A FEW days ago we mentioned how IP Kat, which no longer covers EPO scandals, deleted a comment about its plagiarism regarding UPC.
A German minister had to resign as big chunks of his PhD Thesis were copied......
He should have applied for a job at the EPO as a Vice-President.
"Comments do not seem to be getting through," said another comment. "Is the moderator gone to sleep or is is a deliberate policy of censorship."
Well, we already know for a fact that on numerous occasions in the past comments about UPC got deleted. So we're left only with what passed the 'Kat' filter, namely comments that say "lobbyists and politicians alike would do well to take heed of the principle outlined last month by Frans Timmermans" (First Vice-President of the European Commission). To quote:
Regardless of what any of us might think about the constitutional complaint, one hopes that the BVerfG will be left entirely to their own devices to make up their minds upon the correctness (or otherwise) of the grounds of complaint.
In this regard, lobbyists and politicians alike would do well to take heed of the principle outlined last month by Frans Timmermans (when discussing the rule of law in connection with Poland) that:
"Everybody living in the EU has the right to rely on an independent national and European judicial system and deserves courts free from any form of interference, including by politicians".
They would do even better to take heed of the words of Prof. Siegfried Broß recently published in GRUR:
"To begin with it is necessary to point out that the Member States of the EPO and the EU act not only in a contradictory but in a blatantly dishonest manner when they raise serious accusations, for example, against Poland, Hungary and Turkey, because of their unlawful treatment of the judiciary, whereas on the other hand as a result of the serious defects in the drafting of legal agreements in their own house, they leave the door wide open for crude attacks on the individual rights of EPO staff members, and in the end retreat behind the "immunity" of the international organisation which they have created.
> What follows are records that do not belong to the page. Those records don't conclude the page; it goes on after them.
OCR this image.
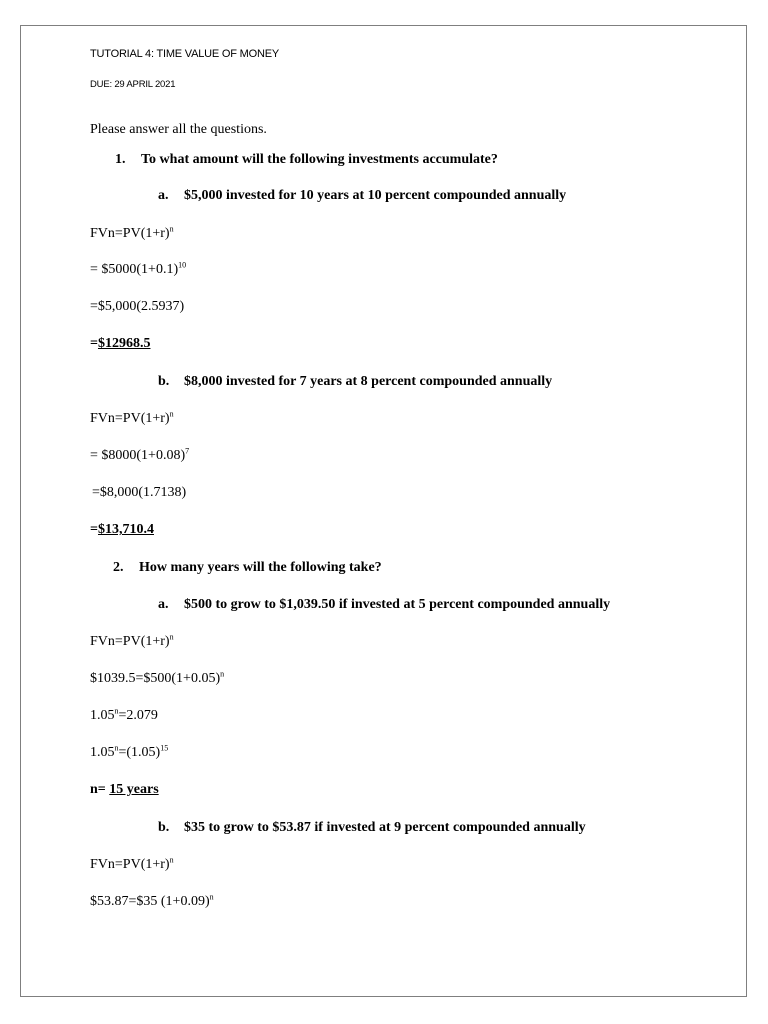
TUTORIAL 4: TIME VALUE OF MONEY
DUE: 29 APRIL 2021
Please answer all the questions.
1. To what amount will the following investments accumulate?
a. $5,000 invested for 10 years at 10 percent compounded annually
$FVn=PV(1+r)^n$
= $\$5000(1+0.1)^{10}$
=$5,000(2.5937)
=$12968.5
b. $8,000 invested for 7 years at 8 percent compounded annually
$FVn=PV(1+r)^n$
= $\$8000(1+0.08)^7$
=$8,000(1.7138)
=$13,710.4
2. How many years will the following take?
a. $500 to grow to $1,039.50 if invested at 5 percent compounded annually
$FVn=PV(1+r)^n$
$\$1039.5=\$500(1+0.05)^n$
$1.05^n=2.079$
$1.05^n=(1.05)^{15}$
n= 15 years
b. $35 to grow to $53.87 if invested at 9 percent compounded annually
$FVn=PV(1+r)^n$
$53.87=$35 $(1+0.09)^n$
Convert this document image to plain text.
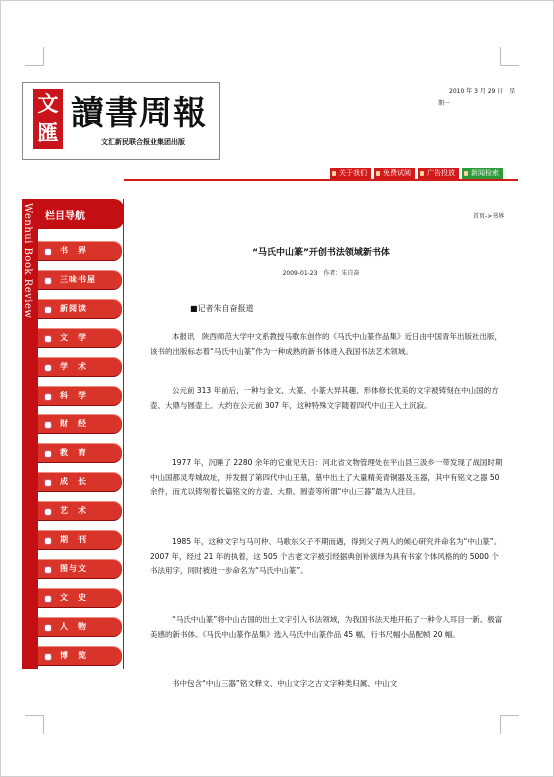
文
匯
讀書周報
文汇新民联合报业集团出版
2010 年 3 月 29 日　星
期一
关于我们	免费试阅	广告投放	新闻检索
Wenhui Book Review 栏目导航
书　界
三味书屋
新阅读
文　学
学　术
科　学
财　经
教　育
成　长
艺　术
期　刊
图与文
文　史
人　物
博　览
首页->书界
“马氏中山篆”开创书法领域新书体
2009-01-23　作者：朱自奋
■记者朱自奋报道

本报讯　陕西师范大学中文系教授马歌东创作的《马氏中山篆作品集》近日由中国青年出版社出版，该书的出版标志着“马氏中山篆”作为一种成熟的新书体进入我国书法艺术领域。

公元前 313 年前后，一种与金文、大篆、小篆大异其趣、形体修长优美的文字被铸刻在中山国的方壶、大鼎与圆壶上。大约在公元前 307 年，这种特殊文字随着四代中山王入土沉寂。

1977 年，沉睡了 2280 余年的它重见天日：河北省文物管理处在平山县三汲乡一带发现了战国时期中山国都灵寿城故址，并发掘了第四代中山王墓，墓中出土了大量精美青铜器及玉器，其中有铭文之器 50 余件，而尤以铸刻着长篇铭文的方壶、大鼎、圆壶等所谓“中山三器”最为人注目。

1985 年，这种文字与马可仲、马歌东父子不期而遇，得到父子两人的倾心研究并命名为“中山篆”。2007 年，经过 21 年的执着，这 505 个古老文字被引经据典创补演绎为具有书家个体风格的的 5000 个书法用字，同时被进一步命名为“马氏中山篆”。

“马氏中山篆”将中山古国的出土文字引入书法领域，为我国书法天地开拓了一种令人耳目一新、极富美感的新书体。《马氏中山篆作品集》选入马氏中山篆作品 45 幅，行书尺幅小品配帧 20 幅。

书中包含“中山三器”铭文释文、中山文字之古文字种类归属、中山文
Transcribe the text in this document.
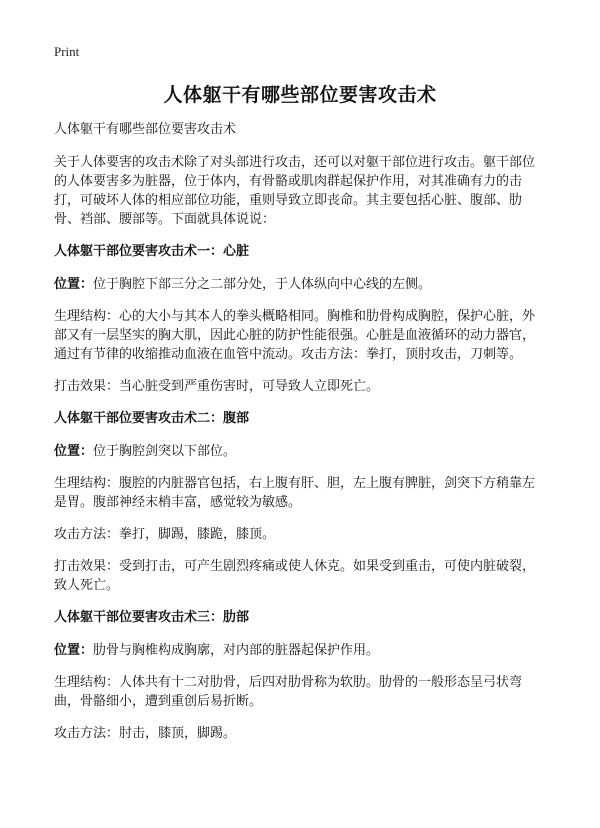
Print
人体躯干有哪些部位要害攻击术

人体躯干有哪些部位要害攻击术

关于人体要害的攻击术除了对头部进行攻击，还可以对躯干部位进行攻击。躯干部位的人体要害多为脏器，位于体内，有骨骼或肌肉群起保护作用，对其准确有力的击打，可破坏人体的相应部位功能，重则导致立即丧命。其主要包括心脏、腹部、肋骨、裆部、腰部等。下面就具体说说：

人体躯干部位要害攻击术一：心脏

位置：位于胸腔下部三分之二部分处，于人体纵向中心线的左侧。

生理结构：心的大小与其本人的拳头概略相同。胸椎和肋骨构成胸腔，保护心脏，外部又有一层坚实的胸大肌，因此心脏的防护性能很强。心脏是血液循环的动力器官，通过有节律的收缩推动血液在血管中流动。攻击方法：拳打，顶肘攻击，刀刺等。

打击效果：当心脏受到严重伤害时，可导致人立即死亡。

人体躯干部位要害攻击术二：腹部

位置：位于胸腔剑突以下部位。

生理结构：腹腔的内脏器官包括，右上腹有肝、胆，左上腹有脾脏，剑突下方稍靠左是胃。腹部神经末梢丰富，感觉较为敏感。

攻击方法：拳打，脚踢，膝跪，膝顶。

打击效果：受到打击，可产生剧烈疼痛或使人休克。如果受到重击，可使内脏破裂，致人死亡。

人体躯干部位要害攻击术三：肋部

位置：肋骨与胸椎构成胸廓，对内部的脏器起保护作用。

生理结构：人体共有十二对肋骨，后四对肋骨称为软肋。肋骨的一般形态呈弓状弯曲，骨骼细小，遭到重创后易折断。

攻击方法：肘击，膝顶，脚踢。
http://rsw.beck.de/cms/?site=GRUR-Int
EPLA was submitted to the CJEU, with the result we all know, Opinion 1/09.
Why has the UPC not been submitted as well beforehand?
Would it have been too dangerous for some? One can only wonder why.
We would now be clear, and we could have avoided all the innate discussions about the UK being able or not to participate in the UPC.
As far as the interest for European industry is concerned, I am rather sceptical as not much more than a third of applications at the EPO stem from EU member states. How many from European SMS?